Abacus | Why China’s ‘One Belt, One Road’ plan is doomed to fail
Eerie similarities with Japanese scheme 20 years ago suggests a future of white elephants, wasted money and corruption on a scale never seen before

Facing a deep slowdown after years of investment-fuelled growth that culminated in a huge property and stock market bubble, the leaders of Asia’s largest economy come up with a cunning plan. By launching an initiative to fund and construct infrastructure projects across Asia, they will kill four birds with one stone.
They will generate enough demand abroad to keep their excess steel mills, cement plants and construction companies in business, so preserving jobs at home. They will tie neighbouring countries more closely into their own economic orbit, so enhancing both their hard and soft power around the region. They will further their long term plan to promote their own currency as an international alternative to the US dollar. And to finance it all, they will set up a new multi-lateral infrastructure bank, which will undermine the influence of the existing Washington-based institutions, with all their tedious insistence on transparency and best practice, by making more “culturally sensitive” soft loans. The result will be the regional hegemony they regard as their right as Asia’s leading economic and political power.
Consistent political will is needed to ensure one belt, one road initiative succeeds
If you think you’ve seen this movie before, you probably have. That could be an outline of China’s “One Belt, One Road” initiative, launched last year to great fanfare, and relentlessly promoted by loyal officials ever since. But it’s actually a description of a strikingly similar plan rolled out by Japanese prime minister Keizo Obuchi in the 1990s. That too promised to provide work for Japan’s recession-hit construction sector by building Japanese-funded infrastructure projects around Asia. And it even included a proposal – never realised – to establish an Asian Monetary Fund to lend to regional governments on easier terms than either the IMF or World Bank.
Unfortunately for Beijing, the precedent is hardly encouraging. From the start the scheme was plagued by bickering over conditions and allegations of corruption. A handful of infrastructure projects did get built, but the reality fell woefully short of Tokyo’s grandiose dreams. Far from cementing Japan’s economic ascendancy across Asia, the project left a legacy of bad blood, and marked the beginning of a financial retreat from around the region that Japan has only recently begun to reverse.
All the signs are that China’s One Belt, One Road plan will similarly fail in its main objectives. First, the idea that infrastructure projects in Central and South East Asia could absorb a sizeable portion of China’s excess industrial capacity is simply unrealistic.
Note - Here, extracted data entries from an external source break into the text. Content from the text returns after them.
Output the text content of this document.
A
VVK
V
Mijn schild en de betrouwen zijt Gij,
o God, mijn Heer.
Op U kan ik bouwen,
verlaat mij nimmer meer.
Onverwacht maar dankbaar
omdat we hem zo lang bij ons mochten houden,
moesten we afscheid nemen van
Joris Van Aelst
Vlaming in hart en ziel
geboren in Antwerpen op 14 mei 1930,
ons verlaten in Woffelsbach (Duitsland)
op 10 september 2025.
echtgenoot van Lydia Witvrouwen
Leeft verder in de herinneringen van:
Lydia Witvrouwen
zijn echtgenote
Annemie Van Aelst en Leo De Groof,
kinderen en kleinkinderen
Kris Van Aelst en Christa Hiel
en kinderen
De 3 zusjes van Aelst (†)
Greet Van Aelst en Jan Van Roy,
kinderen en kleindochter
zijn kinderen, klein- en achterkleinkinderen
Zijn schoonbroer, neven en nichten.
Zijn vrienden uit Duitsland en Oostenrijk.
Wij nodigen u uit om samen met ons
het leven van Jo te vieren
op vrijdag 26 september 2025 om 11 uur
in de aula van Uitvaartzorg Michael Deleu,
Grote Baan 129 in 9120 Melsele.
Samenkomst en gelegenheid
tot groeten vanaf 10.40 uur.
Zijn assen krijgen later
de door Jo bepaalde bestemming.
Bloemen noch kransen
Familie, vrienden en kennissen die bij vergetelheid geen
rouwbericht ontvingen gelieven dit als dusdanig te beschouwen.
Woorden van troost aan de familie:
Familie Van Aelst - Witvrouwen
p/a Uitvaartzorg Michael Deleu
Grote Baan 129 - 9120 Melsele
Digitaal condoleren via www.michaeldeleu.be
Consider steel. Currently China’s steel mills can turn out some 1.1 billion tonnes of the metal annually. Yet even with economic stimulus efforts in full swing, no one expects domestic demand to exceed 700 million tonnes this year. It is hard to imagine China building enough roads, ports and pipelines across Asia to use up the extra 300 million tonnes of capacity, especially when you consider that the World Steel Association forecasts demand in the European Union, the world’s largest economy, to be just 150 million tonnes this year.